(This column has been corrected to identify the author as a former managing partner at SoftBank Capital.)
Small businesses will play a pivotal role in creating jobs and helping our economy get back on its feet. Policymakers can help, particularly if they recognize their unique position to assist growing companies in scaling up. And nothing can give mid-to-late-stage entrepreneurs a better leg up than connecting them to business leaders and all the resources they command.
To that end, New York City took a bold step on Dec. 6 when it launched its Venture Fellows Program to pair entrepreneurs with leaders of established businesses for a year of mentoring at no charge. The program is a smart and efficient way of spurring businesses to create next-generation jobs in such growing sectors as media, health care, and fashion. (Picture the possibility of coupling Foursquare founders Dennis Crowley and Naveen Selvadurai with Richard Sarnoff, co-chairman of the U.S. arm of Germany's Bertelsmann, all of whom are participating in the program.) In all, the 23 fellows include GKIDS founder Eric Beckman and Gilt Groupe founder Alexandra Wilkis Wilson, while mentors include Pepper Financial Chief Executive John Tognino and myself.
Launching startups requires folks with ideas, passion, and energy, but scaling them takes management expertise. Even the most skilled practitioners run up against sharp challenges that can seem insurmountable. Entrepreneurs are by nature self-motivated, but all successful business leaders have at one time or other benefited from people they learned to trust. Mentors provide unique intellectual capital: wisdom and worldview, plus inside access to networks of friends, colleagues, resources, and higher-order capital.
The Venture Fellows initiative demonstrates the power of leverage, of taking small steps that can snowball into something bigger. Rather than rely only on financial incentives to spur the private sector, the program unlocks the forces of human nature: the desire for people to connect, share, help, and inspire.
Other nonprofit programs such as Score, the nationwide small business resource recognized by the Small Business Administration, provide counsel to thousands of entrepreneurs. What makes New York City's mentoring initiative different is that it capitalizes on what only local governments can do: grant access to powerful people within the community.
After years of successfully engaging its business leaders, New York can now mobilize them to help support the long-term economic health of the city. The Venture Fellows program taps into an established network of accomplished CEOs—many of whom maintain investments in emerging companies and ties to other sources of funding.

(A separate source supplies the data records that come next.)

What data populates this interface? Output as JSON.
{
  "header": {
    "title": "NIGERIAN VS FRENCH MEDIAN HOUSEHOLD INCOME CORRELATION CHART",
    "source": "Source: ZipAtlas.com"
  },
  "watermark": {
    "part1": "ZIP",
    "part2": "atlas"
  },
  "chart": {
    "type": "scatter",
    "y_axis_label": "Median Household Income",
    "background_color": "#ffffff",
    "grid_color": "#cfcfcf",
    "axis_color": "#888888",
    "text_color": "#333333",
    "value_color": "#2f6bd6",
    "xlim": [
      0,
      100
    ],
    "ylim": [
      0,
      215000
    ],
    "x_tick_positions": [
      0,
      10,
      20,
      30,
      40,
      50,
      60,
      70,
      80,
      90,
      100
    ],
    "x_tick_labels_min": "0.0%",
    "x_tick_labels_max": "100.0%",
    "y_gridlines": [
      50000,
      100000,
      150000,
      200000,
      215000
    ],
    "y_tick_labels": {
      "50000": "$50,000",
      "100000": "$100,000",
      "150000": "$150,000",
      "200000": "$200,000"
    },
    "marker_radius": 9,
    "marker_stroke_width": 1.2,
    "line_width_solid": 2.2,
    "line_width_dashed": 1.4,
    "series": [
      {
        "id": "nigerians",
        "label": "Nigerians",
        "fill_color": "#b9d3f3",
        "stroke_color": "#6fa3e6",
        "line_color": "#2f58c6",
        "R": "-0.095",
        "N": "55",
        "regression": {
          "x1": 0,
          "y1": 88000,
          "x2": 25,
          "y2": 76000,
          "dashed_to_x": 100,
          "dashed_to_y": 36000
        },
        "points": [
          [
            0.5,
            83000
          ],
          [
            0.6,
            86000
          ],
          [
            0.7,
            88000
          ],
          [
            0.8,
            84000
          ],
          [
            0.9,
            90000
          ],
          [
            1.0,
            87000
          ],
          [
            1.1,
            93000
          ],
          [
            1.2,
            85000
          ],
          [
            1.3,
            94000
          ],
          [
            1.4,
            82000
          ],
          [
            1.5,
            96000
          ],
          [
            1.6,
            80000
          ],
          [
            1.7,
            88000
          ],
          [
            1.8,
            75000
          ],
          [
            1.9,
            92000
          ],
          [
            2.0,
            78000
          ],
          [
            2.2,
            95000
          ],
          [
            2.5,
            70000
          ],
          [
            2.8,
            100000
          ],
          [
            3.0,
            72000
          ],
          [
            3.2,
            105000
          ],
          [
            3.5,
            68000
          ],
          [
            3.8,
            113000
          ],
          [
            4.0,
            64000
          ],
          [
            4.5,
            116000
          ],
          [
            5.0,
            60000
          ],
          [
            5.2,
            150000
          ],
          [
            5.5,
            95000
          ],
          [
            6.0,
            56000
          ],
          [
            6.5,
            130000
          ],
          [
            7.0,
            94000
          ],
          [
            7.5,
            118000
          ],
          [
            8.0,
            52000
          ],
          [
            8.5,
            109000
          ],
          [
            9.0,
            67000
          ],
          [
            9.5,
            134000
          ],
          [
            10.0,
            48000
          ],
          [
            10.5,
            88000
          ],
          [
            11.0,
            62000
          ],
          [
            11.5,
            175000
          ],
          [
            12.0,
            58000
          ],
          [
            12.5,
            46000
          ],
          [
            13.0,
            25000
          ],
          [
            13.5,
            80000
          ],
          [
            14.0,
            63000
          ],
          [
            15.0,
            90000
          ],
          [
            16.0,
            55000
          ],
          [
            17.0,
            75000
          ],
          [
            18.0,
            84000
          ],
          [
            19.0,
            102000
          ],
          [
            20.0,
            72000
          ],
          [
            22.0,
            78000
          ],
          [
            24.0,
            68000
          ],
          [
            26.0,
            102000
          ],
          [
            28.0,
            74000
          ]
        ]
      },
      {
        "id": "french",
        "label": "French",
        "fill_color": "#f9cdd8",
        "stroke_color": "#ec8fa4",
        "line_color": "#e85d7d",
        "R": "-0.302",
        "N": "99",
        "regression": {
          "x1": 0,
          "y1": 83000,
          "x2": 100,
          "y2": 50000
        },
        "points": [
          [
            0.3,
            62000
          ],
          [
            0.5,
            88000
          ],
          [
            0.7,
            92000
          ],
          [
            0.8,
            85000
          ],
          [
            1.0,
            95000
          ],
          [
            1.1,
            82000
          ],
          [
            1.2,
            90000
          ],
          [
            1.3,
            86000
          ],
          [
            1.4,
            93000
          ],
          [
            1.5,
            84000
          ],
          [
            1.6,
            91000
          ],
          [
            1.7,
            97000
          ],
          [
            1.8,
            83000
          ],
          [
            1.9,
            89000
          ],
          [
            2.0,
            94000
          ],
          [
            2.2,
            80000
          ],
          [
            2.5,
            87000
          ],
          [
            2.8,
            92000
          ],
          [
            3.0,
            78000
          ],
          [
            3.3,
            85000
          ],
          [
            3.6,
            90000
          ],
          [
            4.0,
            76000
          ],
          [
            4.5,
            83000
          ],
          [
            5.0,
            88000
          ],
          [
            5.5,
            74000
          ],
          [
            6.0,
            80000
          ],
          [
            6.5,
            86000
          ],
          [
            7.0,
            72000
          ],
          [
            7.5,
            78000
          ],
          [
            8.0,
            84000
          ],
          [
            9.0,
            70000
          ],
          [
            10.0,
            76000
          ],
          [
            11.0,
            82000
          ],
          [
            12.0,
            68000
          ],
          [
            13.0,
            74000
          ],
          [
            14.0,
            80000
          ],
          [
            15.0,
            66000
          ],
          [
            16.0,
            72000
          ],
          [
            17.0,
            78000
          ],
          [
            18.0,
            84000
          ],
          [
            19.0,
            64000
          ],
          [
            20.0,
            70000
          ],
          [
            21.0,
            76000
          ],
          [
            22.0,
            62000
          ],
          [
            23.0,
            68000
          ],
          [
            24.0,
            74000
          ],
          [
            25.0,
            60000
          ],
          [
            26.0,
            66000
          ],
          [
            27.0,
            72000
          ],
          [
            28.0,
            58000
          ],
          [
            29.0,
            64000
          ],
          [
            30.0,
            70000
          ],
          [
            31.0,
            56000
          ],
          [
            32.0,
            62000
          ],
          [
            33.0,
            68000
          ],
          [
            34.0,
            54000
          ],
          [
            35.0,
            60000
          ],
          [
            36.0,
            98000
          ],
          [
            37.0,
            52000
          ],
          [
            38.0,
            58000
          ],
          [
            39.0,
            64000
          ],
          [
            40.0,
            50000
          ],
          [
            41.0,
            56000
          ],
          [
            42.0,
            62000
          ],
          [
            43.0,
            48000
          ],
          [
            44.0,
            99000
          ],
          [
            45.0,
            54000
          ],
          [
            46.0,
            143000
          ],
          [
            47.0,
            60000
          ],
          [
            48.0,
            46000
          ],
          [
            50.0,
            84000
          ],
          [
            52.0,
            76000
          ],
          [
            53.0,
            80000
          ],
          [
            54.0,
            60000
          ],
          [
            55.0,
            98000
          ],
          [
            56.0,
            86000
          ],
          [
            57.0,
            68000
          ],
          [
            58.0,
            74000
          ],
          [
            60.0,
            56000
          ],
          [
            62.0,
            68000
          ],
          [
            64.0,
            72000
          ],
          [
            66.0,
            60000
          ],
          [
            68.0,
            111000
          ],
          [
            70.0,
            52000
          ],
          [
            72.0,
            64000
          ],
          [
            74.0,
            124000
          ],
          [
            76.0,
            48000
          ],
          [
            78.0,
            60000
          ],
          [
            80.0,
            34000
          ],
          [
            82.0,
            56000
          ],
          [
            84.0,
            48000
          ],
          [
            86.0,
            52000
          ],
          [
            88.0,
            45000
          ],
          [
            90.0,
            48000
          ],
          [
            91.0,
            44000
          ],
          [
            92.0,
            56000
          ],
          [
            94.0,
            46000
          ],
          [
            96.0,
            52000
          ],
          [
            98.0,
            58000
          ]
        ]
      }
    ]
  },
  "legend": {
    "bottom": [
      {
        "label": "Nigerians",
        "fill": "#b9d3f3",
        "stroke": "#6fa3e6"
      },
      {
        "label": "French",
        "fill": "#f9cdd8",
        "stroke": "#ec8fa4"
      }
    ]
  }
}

New York City recognizes that building human capital is as essential to its economy as building infrastructure. But it shouldn't take a government program to remind us that even talented entrepreneurs can use assistance. Few budding entrepreneurs have the built-in advantage of a corporate network—executives and industry partners who can supply information, experience, and connections.
Most entrepreneurs come from outside their industry and have thrived because they didn't know they were breaking the rules. This tendency to operate outside of convention makes them indispensable to an American economy that has always relied on creative solutions. It also makes these nascent success stories a source of inspiration for more established corporate executives.
As someone who has mentored other entrepreneurs at least four times, I can vouch for the rewards of working with promising young executives. The partnering fulfills me on two levels: I get the satisfaction of feeling that I'm contributing something worthwhile, and I inevitably learn something. The old adage, "you don't know what you don't know," certainly applies here.
Most CEOs can point to people who gave them an added perspective and push when they needed it most. I was fortunate to have publishing giants Patrick McGovern, founder of International Data Group, and Bill Ziff, then chairman of Ziff Davis, take me under been their wings. Even today, as CEO of the Huffington Post, I rely on co-founders Arianna Huffington and Ken Lerer to temper my expansion plans with the day-to-day demands of the digital news business.
As a longtime venture capitalist, I've seen more than my share of fast-starting enterprises fizzle when it was time to expand. In many cases, the right connections could have provided the intelligence, know-how, and even financial resources to accelerate smart growth.
Now that revolutions in technology have rebooted entire industries, there's power in a united front: business, finance, government, and academia collaborating to fuel scalable, sustainable enterprises in high-employment sectors. Any city betting on entrepreneurs for economic growth would do well to watch New York's innovative new approach.